Look to start the conversation with a person to person comment. The weather or a recent school event could do. The key is to gain a moment for eye contact, handshake, and lowering any tenseness. I like to have a comment that communicates my “knowing their child”. Sarah mentioned that her grandmother has been visiting.I understand that Jason has been on a few initial college visits. Janice is really excited about the soccer team’s success. Provide a pause and eye-contact after your statement encouraging the parent to respond. Talking can lower anxious feelings.
#2 Positive Attributes
Identify positive attributes that the student exhibits. All parents have an ego attachment to their “pride and joy.” It’s much easier to discuss the need for your child to change or improve with a teacher who has invested in knowing her well enough to identify strengths that are present and can be built upon. Michelle’s determination to complete a task, even when she is struggling, is a trait that will serve her well. Shawn has the ability to make others laugh. He has often broken a tense moment in class. When I’ve met with Trevor one-on-one, he has been sincere and reflective in our conversations. If you are meeting with parents early in the year and don’t know the student well enough yet, use a question here. What would you identify as Jen’s strengths that she brings into the start of her high school program?
#3 Areas of Progress
Identify growth that has occurred. Even if the growth is insufficient and needs to increase, start with identifying learning that has been achieved. Student work samples are valuable here. Here is a piece of writing that Josh did in September and here is a November piece. Notice that the sentences are more complex, and his ideas are better organized. Kevin is showing the ability to focus on a task independently for a longer period than at the beginning of the year. Showing growth is important when discussing advanced students. On the unit pretest, Sarah showed mastery of the standard. Her work on this independent project illustrates her depth of understanding as she worked to uncover examples within our local government.
#4 Areas for Growth
With the continued increase in desired student outcomes beyond curriculum (communication, creativity, collaboration, critical thinking etc.), parents should leave a conference with an understanding of some future focus area for growth. If the student’s achievement is below course or grade standards what area is a priority for closing the gap? I think building Steve’s reading stamina is important for his learning success in several areas. As Simone’s English vocabulary increases, she will make academic jumps across his classes. If at or above standard what is the next challenge to explore? What learning to learn skills or “soft skills” can increase a student’s empowerment? As Jennifer discovers the connection between effort invested and learning outcome, she will feel more motivated to invest the necessary practice time. Setting a challenge learning goal can help Michael increase perseverance.
#5 Ways to Work Together
Look to conclude the conference by identifying how the teacher and parent can partner in supporting the student’s progress. Any role that you are asking the parent to play should be something they are comfortable doing and most likely to find success in carrying out. Avoid asking the parent to tackle a skill that you are already struggling to unlock for the student. Instead, have them work in another area that might give you more time to focus on the difficult area.

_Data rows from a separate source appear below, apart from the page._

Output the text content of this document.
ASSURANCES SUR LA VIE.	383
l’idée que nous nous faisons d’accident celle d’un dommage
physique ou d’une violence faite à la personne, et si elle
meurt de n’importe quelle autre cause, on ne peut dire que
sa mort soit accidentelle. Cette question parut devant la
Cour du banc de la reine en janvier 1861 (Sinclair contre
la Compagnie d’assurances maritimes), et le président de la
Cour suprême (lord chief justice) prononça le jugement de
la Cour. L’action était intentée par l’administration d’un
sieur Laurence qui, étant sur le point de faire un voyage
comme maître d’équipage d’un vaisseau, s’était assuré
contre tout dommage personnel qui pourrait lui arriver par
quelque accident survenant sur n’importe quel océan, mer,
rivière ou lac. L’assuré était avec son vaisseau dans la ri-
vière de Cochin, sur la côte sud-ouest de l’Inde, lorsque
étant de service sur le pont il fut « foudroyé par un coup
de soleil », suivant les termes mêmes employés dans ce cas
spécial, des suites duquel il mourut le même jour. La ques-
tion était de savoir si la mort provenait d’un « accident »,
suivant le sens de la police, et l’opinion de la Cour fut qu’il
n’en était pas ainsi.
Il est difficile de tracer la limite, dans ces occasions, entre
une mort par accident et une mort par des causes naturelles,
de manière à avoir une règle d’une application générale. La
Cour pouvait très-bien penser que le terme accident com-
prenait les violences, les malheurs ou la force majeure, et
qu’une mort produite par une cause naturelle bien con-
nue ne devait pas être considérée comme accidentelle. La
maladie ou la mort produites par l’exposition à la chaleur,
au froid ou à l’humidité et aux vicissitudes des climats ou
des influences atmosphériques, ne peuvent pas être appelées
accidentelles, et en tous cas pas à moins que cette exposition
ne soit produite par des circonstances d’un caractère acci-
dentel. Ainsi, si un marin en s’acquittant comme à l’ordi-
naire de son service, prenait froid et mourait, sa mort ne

If you can send some time having Trevor read the stories to you that I send home, I’ll keep working on some critical word attack skills he needs to develop. How can parents extend learning? If Natasha and I do a goal setting with action plan, can you ask her to review her progress with you from time to time. I have an after school opportunity for students to get extra support every Tuesday and Wednesday. Can you encourage Cedric to attend once a week for the next two months?
“Parents are our biggest allies as educators. Tapping into the resource that they represent is not always easy, or comfortable for that matter, but educators are nonetheless better served having had a chance to meet with their students’ guardians versus not knowing who is on the other side of a student’s life.”